Hiç çekinmeden gelin sizde bizim oyuncumuz olun, şarkılarımıza, hikayelerimize eşlik edin.

DOĞRU TEKTİR

Doğru Tekti̇r

Jüri başkanlığını Barbie filminin yönetmeni Greta Gerwig'in üstlendiği Cannes Film Festivali için geri sayım başladı. Bu yıl 77'ncisi düzenlenecek olan Cannes Film Festivali'nin onur konuğu oyuncu Pınar Deniz olacak. Birsen Altuntaş'ın haberine göre; Deniz bir markanın elçisi olarak festivalde boy gösterecek. Geçtiğimiz yılın onur konuğu bana göre büyük bir yanlışlık sonucu Hande Erçel olmuştu. Hayranı olduğum yargı dizisinin, keyifle izlediğimiz Ceylin'i 'Pınar Deniz' nokta atışı olmuş. On numara on yıldız.

MENOPOZUM GELDİ

Menopozum Geldi̇

Amerika'da menopoz yasası çalışmaları başlamış. Hani bütün her şey bitti, sıra bunda. Menopozdayım, beni rahat bırakın demek istiyorlarmış. Artık bu kelimeyi rahat kullanmak istiyorlarmış. İyi de menopozdayım demek zaten normal. Kadınlar menopoza, erkekler andropoza. Halle Berry, orta yaştaki kadınların adet döngülerinin sonunu işaret eden en büyük hormon değişimini deneyimledikleri menopoza kendisinin de girdiğini gururla açıklamış. "Menopozdayım, tamam mı? Menopozdan utanmanın son bulması gerekiyor. Hayatımızın bu çok normal kısmı hakkında konuşmalıyız.
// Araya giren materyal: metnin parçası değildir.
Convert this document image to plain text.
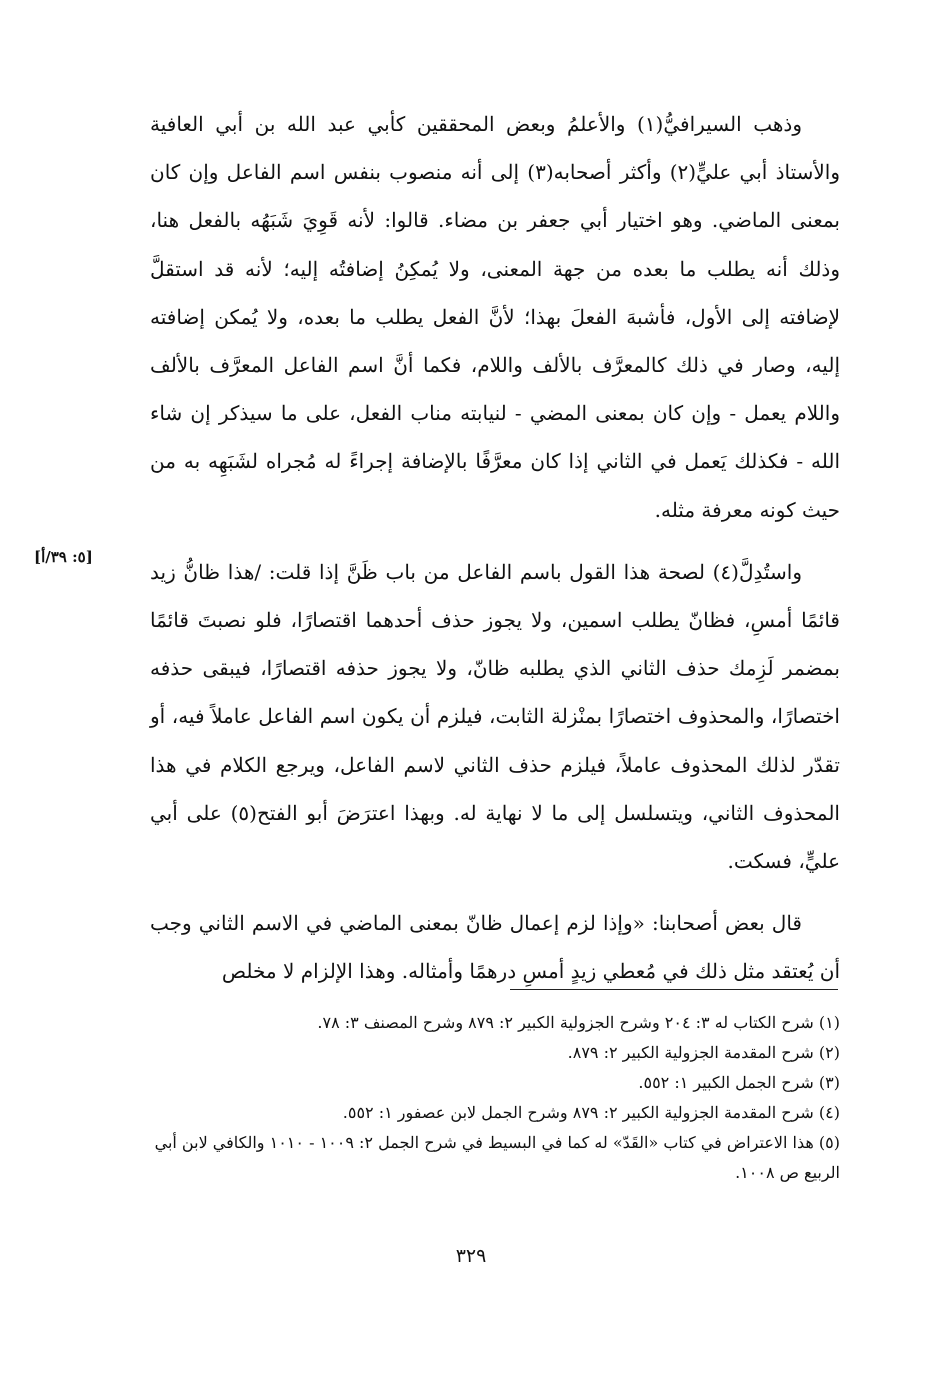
[٥: ٣٩/أ]

وذهب السيرافيُّ(١) والأعلمُ وبعض المحققين كأبي عبد الله بن أبي العافية والأستاذ أبي عليٍّ(٢) وأكثر أصحابه(٣) إلى أنه منصوب بنفس اسم الفاعل وإن كان بمعنى الماضي. وهو اختيار أبي جعفر بن مضاء. قالوا: لأنه قَوِيَ شَبَهُه بالفعل هنا، وذلك أنه يطلب ما بعده من جهة المعنى، ولا يُمكِنُ إضافتُه إليه؛ لأنه قد استقلَّ لإضافته إلى الأول، فأشبهَ الفعلَ بهذا؛ لأنَّ الفعل يطلب ما بعده، ولا يُمكن إضافته إليه، وصار في ذلك كالمعرَّف بالألف واللام، فكما أنَّ اسم الفاعل المعرَّف بالألف واللام يعمل - وإن كان بمعنى المضي - لنيابته مناب الفعل، على ما سيذكر إن شاء الله - فكذلك يَعمل في الثاني إذا كان معرَّفًا بالإضافة إجراءً له مُجراه لشَبَهِه به من حيث كونه معرفة مثله.

واستُدِلَّ(٤) لصحة هذا القول باسم الفاعل من باب ظَنَّ إذا قلت: /هذا ظانُّ زيد قائمًا أمسِ، فظانّ يطلب اسمين، ولا يجوز حذف أحدهما اقتصارًا، فلو نصبتَ قائمًا بمضمر لَزِمك حذف الثاني الذي يطلبه ظانّ، ولا يجوز حذفه اقتصارًا، فيبقى حذفه اختصارًا، والمحذوف اختصارًا بمنْزلة الثابت، فيلزم أن يكون اسم الفاعل عاملاً فيه، أو تقدّر لذلك المحذوف عاملاً، فيلزم حذف الثاني لاسم الفاعل، ويرجع الكلام في هذا المحذوف الثاني، ويتسلسل إلى ما لا نهاية له. وبهذا اعترَضَ أبو الفتح(٥) على أبي عليٍّ، فسكت.

قال بعض أصحابنا: «وإذا لزم إعمال ظانّ بمعنى الماضي في الاسم الثاني وجب أن يُعتقد مثل ذلك في مُعطي زيدٍ أمسِ درهمًا وأمثاله. وهذا الإلزام لا مخلص

(١) شرح الكتاب له ٣: ٢٠٤ وشرح الجزولية الكبير ٢: ٨٧٩ وشرح المصنف ٣: ٧٨.

(٢) شرح المقدمة الجزولية الكبير ٢: ٨٧٩.

(٣) شرح الجمل الكبير ١: ٥٥٢.

(٤) شرح المقدمة الجزولية الكبير ٢: ٨٧٩ وشرح الجمل لابن عصفور ١: ٥٥٢.

(٥) هذا الاعتراض في كتاب «القَدّ» له كما في البسيط في شرح الجمل ٢: ١٠٠٩ - ١٠١٠ والكافي لابن أبي الربيع ص ١٠٠٨.

٣٢٩
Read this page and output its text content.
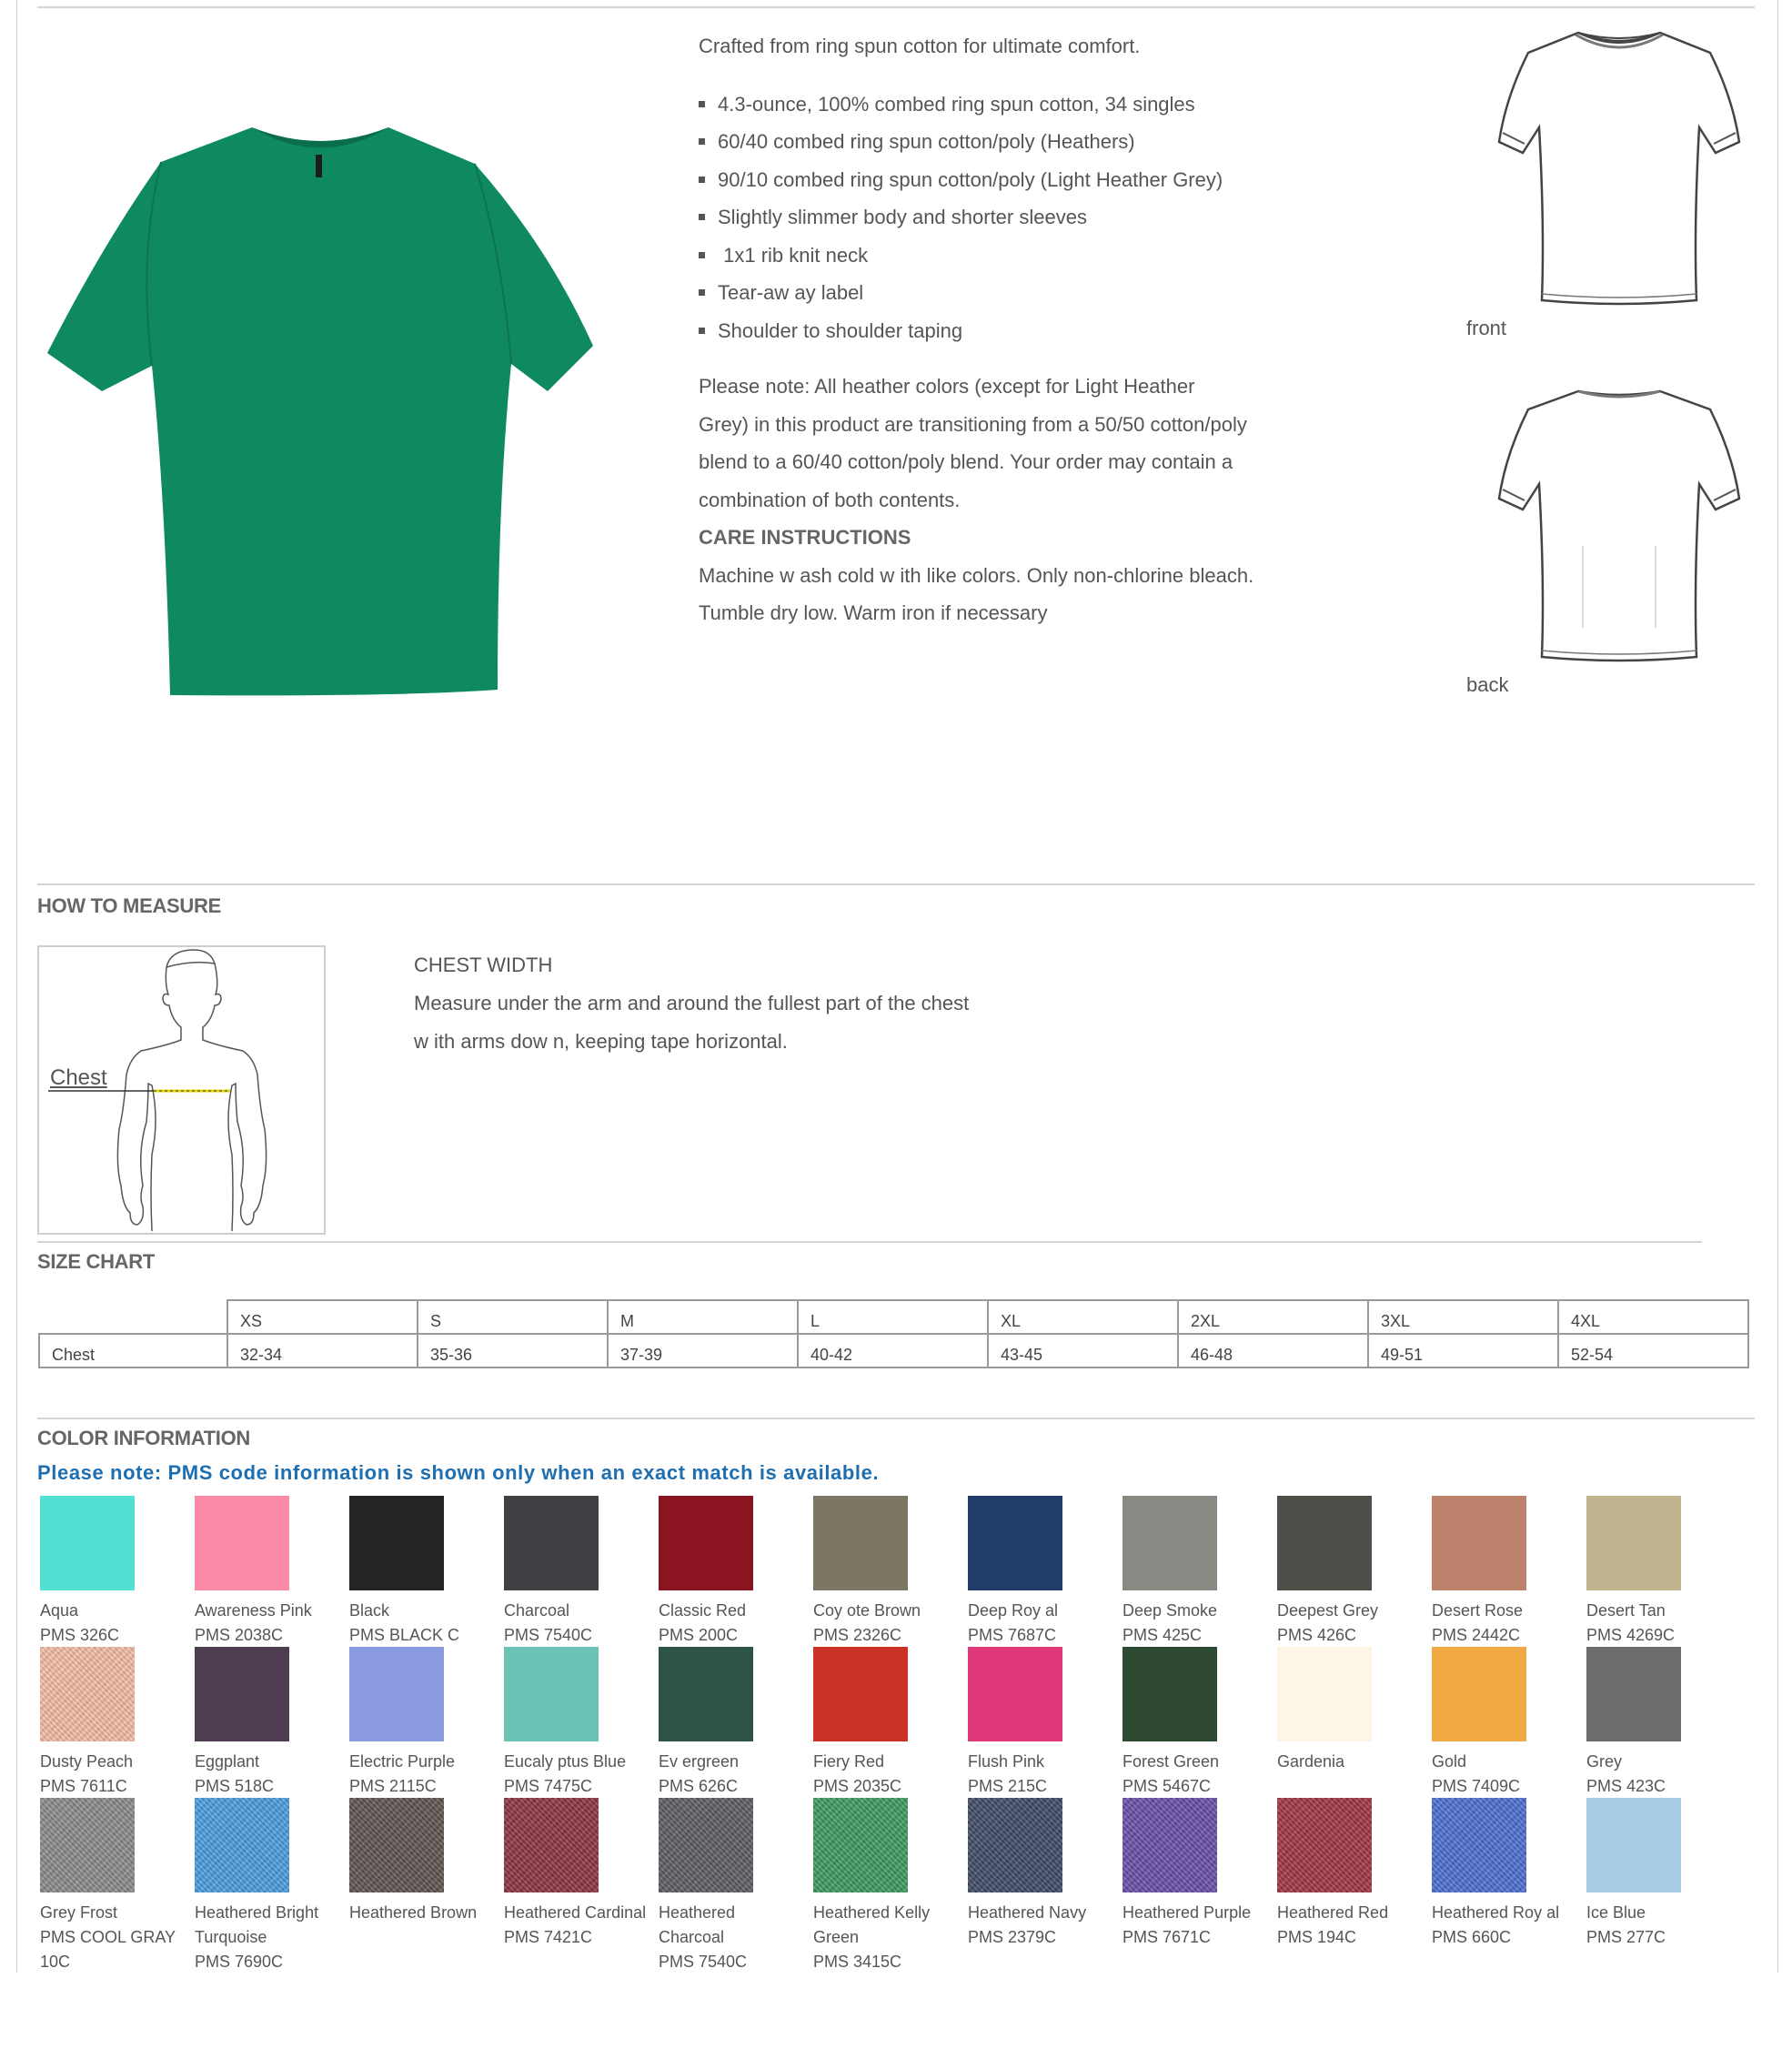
Crafted from ring spun cotton for ultimate comfort.

4.3-ounce, 100% combed ring spun cotton, 34 singles
60/40 combed ring spun cotton/poly (Heathers)
90/10 combed ring spun cotton/poly (Light Heather Grey)
Slightly slimmer body and shorter sleeves
1x1 rib knit neck
Tear-aw ay label
Shoulder to shoulder taping

Please note: All heather colors (except for Light Heather

Grey) in this product are transitioning from a 50/50 cotton/poly

blend to a 60/40 cotton/poly blend. Your order may contain a

combination of both contents.

CARE INSTRUCTIONS

Machine w ash cold w ith like colors. Only non-chlorine bleach.

Tumble dry low. Warm iron if necessary

front
back
HOW TO MEASURE
Chest

CHEST WIDTH

Measure under the arm and around the fullest part of the chest

w ith arms dow n, keeping tape horizontal.

SIZE CHART
	XS	S	M	L	XL	2XL	3XL	4XL
Chest	32-34	35-36	37-39	40-42	43-45	46-48	49-51	52-54
COLOR INFORMATION
Please note: PMS code information is shown only when an exact match is available.
Aqua
PMS 326C
Awareness Pink
PMS 2038C
Black
PMS BLACK C
Charcoal
PMS 7540C
Classic Red
PMS 200C
Coy ote Brown
PMS 2326C
Deep Roy al
PMS 7687C
Deep Smoke
PMS 425C
Deepest Grey
PMS 426C
Desert Rose
PMS 2442C
Desert Tan
PMS 4269C
Dusty Peach
PMS 7611C
Eggplant
PMS 518C
Electric Purple
PMS 2115C
Eucaly ptus Blue
PMS 7475C
Ev ergreen
PMS 626C
Fiery Red
PMS 2035C
Flush Pink
PMS 215C
Forest Green
PMS 5467C
Gardenia	Gold
PMS 7409C
Grey
PMS 423C
Grey Frost
PMS COOL GRAY 10C
Heathered Bright Turquoise
PMS 7690C
Heathered Brown	Heathered Cardinal
PMS 7421C
Heathered Charcoal
PMS 7540C
Heathered Kelly Green
PMS 3415C
Heathered Navy
PMS 2379C
Heathered Purple
PMS 7671C
Heathered Red
PMS 194C
Heathered Roy al
PMS 660C
Ice Blue
PMS 277C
Doktorlarımız bırakın yolculuk boyunca bize yol göstermeyi, tek kelime bile edemiyorlar" dedi. Sanırsın Amerika'yı yeniden keşfediyor. Türkiye'ye gel, çok iyi doktorlarımız var, hiç bir şey anlamadan geçiriyorsun. Hala utanan var mıdır? Bunun için yasa çıkmalı mı? Pek bilemedim Halle kardeş. Bak ben dolu dolu söylüyorum: MENOPOZDAYIM...

REZONANS KANUNU

Rönesans Kanun

Rezonans kanununa göre; yaşamında başka bir şeyin gerçekleşmesi mümkün değildir. Neye inandığın enerjinin umurunda değildir, inancın yüksek ahlaki değer taşıyabilir ya da çok kötü bir şey olabilir; sana fayda sağlayabilir ya da hayatını zorlaştırabilir. Enerji, işin ne olduğuyla ilgilenmez ve yargılamaz. Rezonans Kanununa göre titreşimlerimizle uyumlu olan her şey, karşı koymaksızın bizim hayatımıza çekilecektir. Duygularımızla desteklenmiş ve kaydedilmiş inançlarımız muazzam bir rezonans alanı oluşturur ve bu rezonans alanındaki titreşimlerle uyum içinde olan her şey, bu titreşimlere ayak uydurmak zorunda kalır.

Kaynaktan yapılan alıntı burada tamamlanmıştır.